The Giving Body

I lit out on a rare journey from my beloved home town to attend a conference in Houston, TX, on the intersection of the humanities & digital technologies. As travelling goes, the experience has been one of the worst. The flight was cancelled due to mechanical issues, and the airline could not find a replacement. So I got one night at the Westin DFW and a $10 dinner voucher for the trouble.

The next day, with little rest, I made it to Houston with no real time for the first day of planned sessions. But I did encounter another scholar who was travelling to Big H to present at a different meeting on medical education. We spent the Super Shuttle drive in from the airport talking about our research.
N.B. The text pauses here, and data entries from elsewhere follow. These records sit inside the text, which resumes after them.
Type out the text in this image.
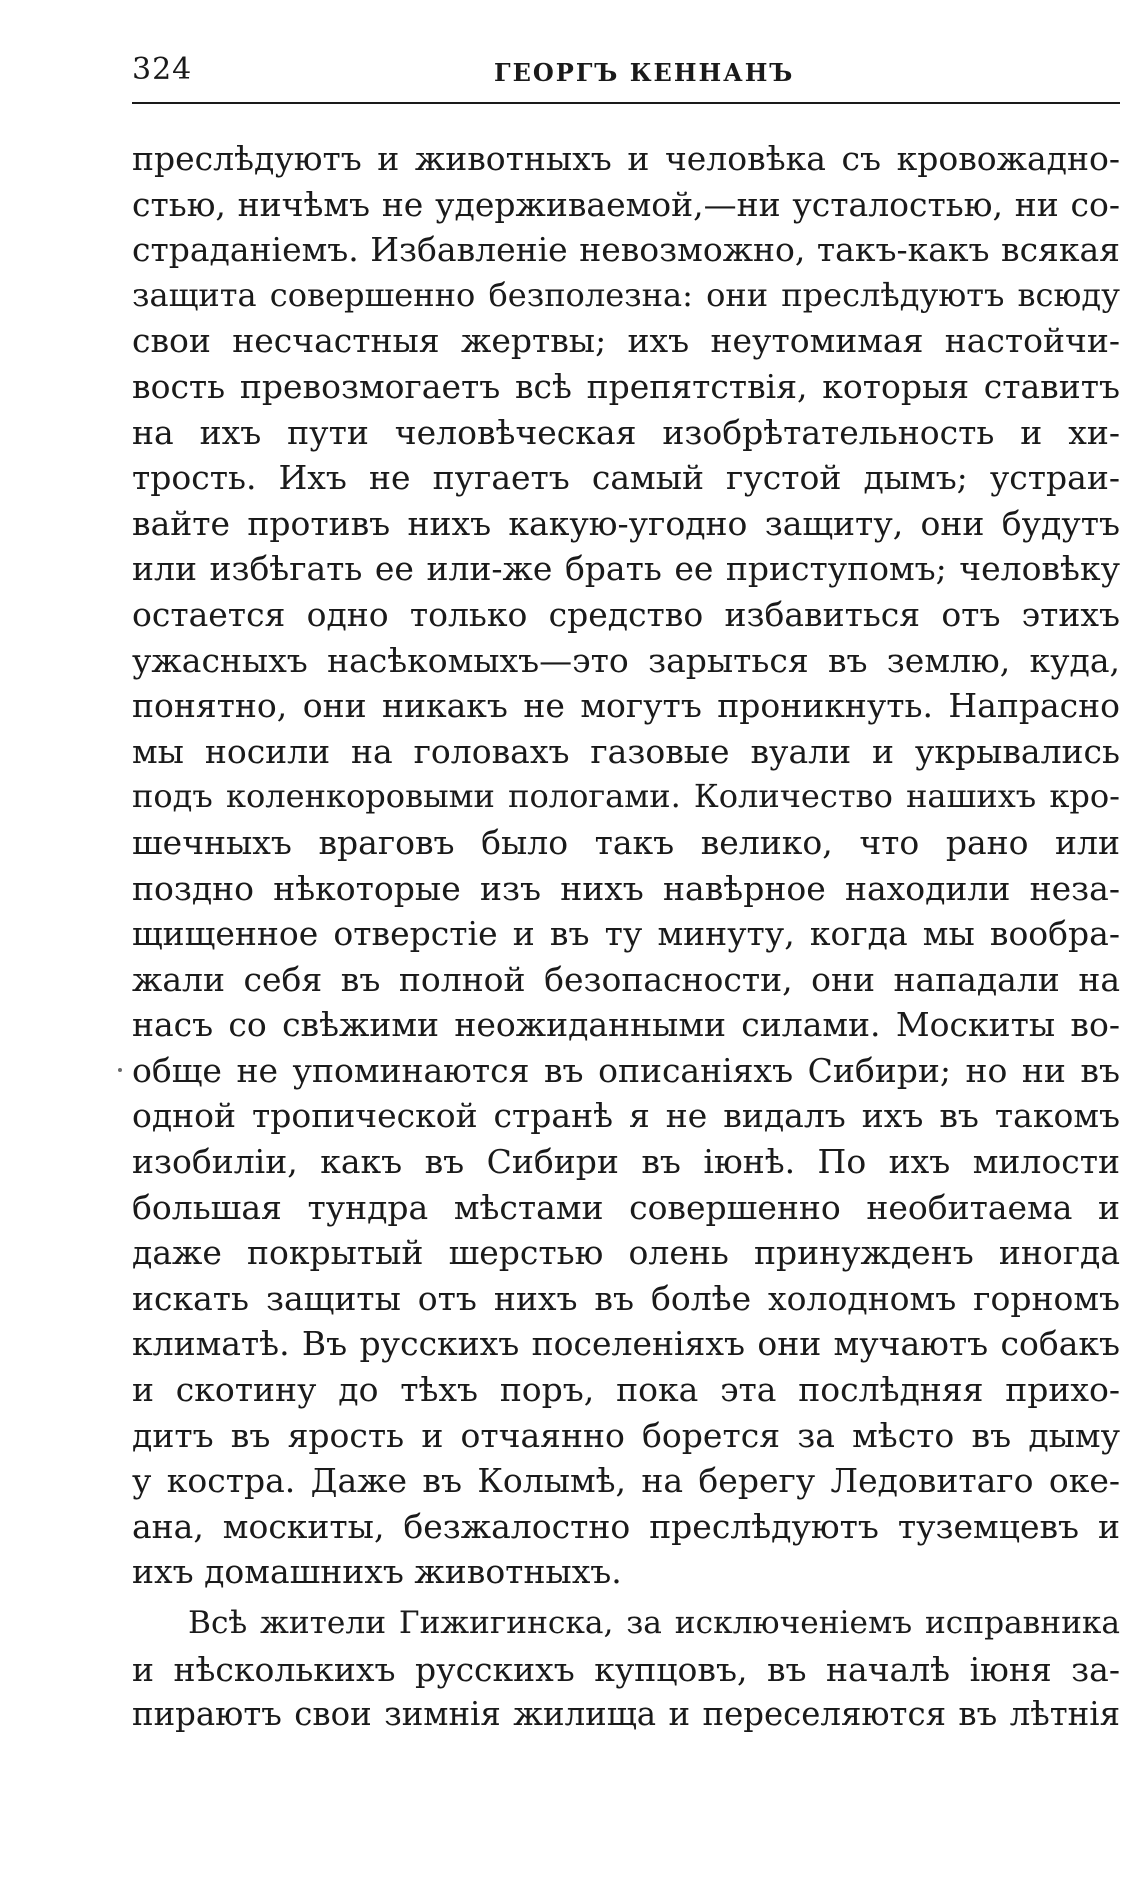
324	ГЕОРГЪ КЕННАНЪ
преслѣдуютъ и животныхъ и человѣка съ кровожадно-
стью, ничѣмъ не удерживаемой,—ни усталостью, ни со-
страданіемъ. Избавленіе невозможно, такъ-какъ всякая
защита совершенно безполезна: они преслѣдуютъ всюду
свои несчастныя жертвы; ихъ неутомимая настойчи-
вость превозмогаетъ всѣ препятствія, которыя ставитъ
на ихъ пути человѣческая изобрѣтательность и хи-
трость. Ихъ не пугаетъ самый густой дымъ; устраи-
вайте противъ нихъ какую-угодно защиту, они будутъ
или избѣгать ее или-же брать ее приступомъ; человѣку
остается одно только средство избавиться отъ этихъ
ужасныхъ насѣкомыхъ—это зарыться въ землю, куда,
понятно, они никакъ не могутъ проникнуть. Напрасно
мы носили на головахъ газовые вуали и укрывались
подъ коленкоровыми пологами. Количество нашихъ кро-
шечныхъ враговъ было такъ велико, что рано или
поздно нѣкоторые изъ нихъ навѣрное находили неза-
щищенное отверстіе и въ ту минуту, когда мы вообра-
жали себя въ полной безопасности, они нападали на
насъ со свѣжими неожиданными силами. Москиты во-
обще не упоминаются въ описаніяхъ Сибири; но ни въ
одной тропической странѣ я не видалъ ихъ въ такомъ
изобиліи, какъ въ Сибири въ іюнѣ. По ихъ милости
большая тундра мѣстами совершенно необитаема и
даже покрытый шерстью олень принужденъ иногда
искать защиты отъ нихъ въ болѣе холодномъ горномъ
климатѣ. Въ русскихъ поселеніяхъ они мучаютъ собакъ
и скотину до тѣхъ поръ, пока эта послѣдняя прихо-
дитъ въ ярость и отчаянно борется за мѣсто въ дыму
у костра. Даже въ Колымѣ, на берегу Ледовитаго оке-
ана, москиты, безжалостно преслѣдуютъ туземцевъ и
ихъ домашнихъ животныхъ.
Всѣ жители Гижигинска, за исключеніемъ исправника
и нѣсколькихъ русскихъ купцовъ, въ началѣ іюня за-
пираютъ свои зимнія жилища и переселяются въ лѣтнія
My ride share was Sheila Crowe, of the Clinical Skills & Testing Center at the University of Oklahoma College of Medicine. Her current project–”Meeting the Family: Promoting Humanism in Gross Anatomy”–gives first year medical students the opportunity to meet the family of those men & women who have donated their bodies to medicine.

Prof. Crowe generously shared an advance copy of her team’s report. “Meeting the Donors” gives the future doctors the chance to hear stories about “the anatomical donor prior to their first dissection experience.” There are only a couple of medical schools in the states trying this out.

There is always a chance that a med student may cope with dissection by becoming too detached or too anxious. Encountering the living history from the person’s family & friends at a Donor Luncheon may help clinical educators broaden the impact of the donor’s humanity while encouraging in the fledgling anatomists “the humanistic qualities of respect, empathy, and compassion.”

The article reporting their findings is slated to appear in an upcoming issue of Routledge’s Teaching & Learning in Medicine: An International Journal.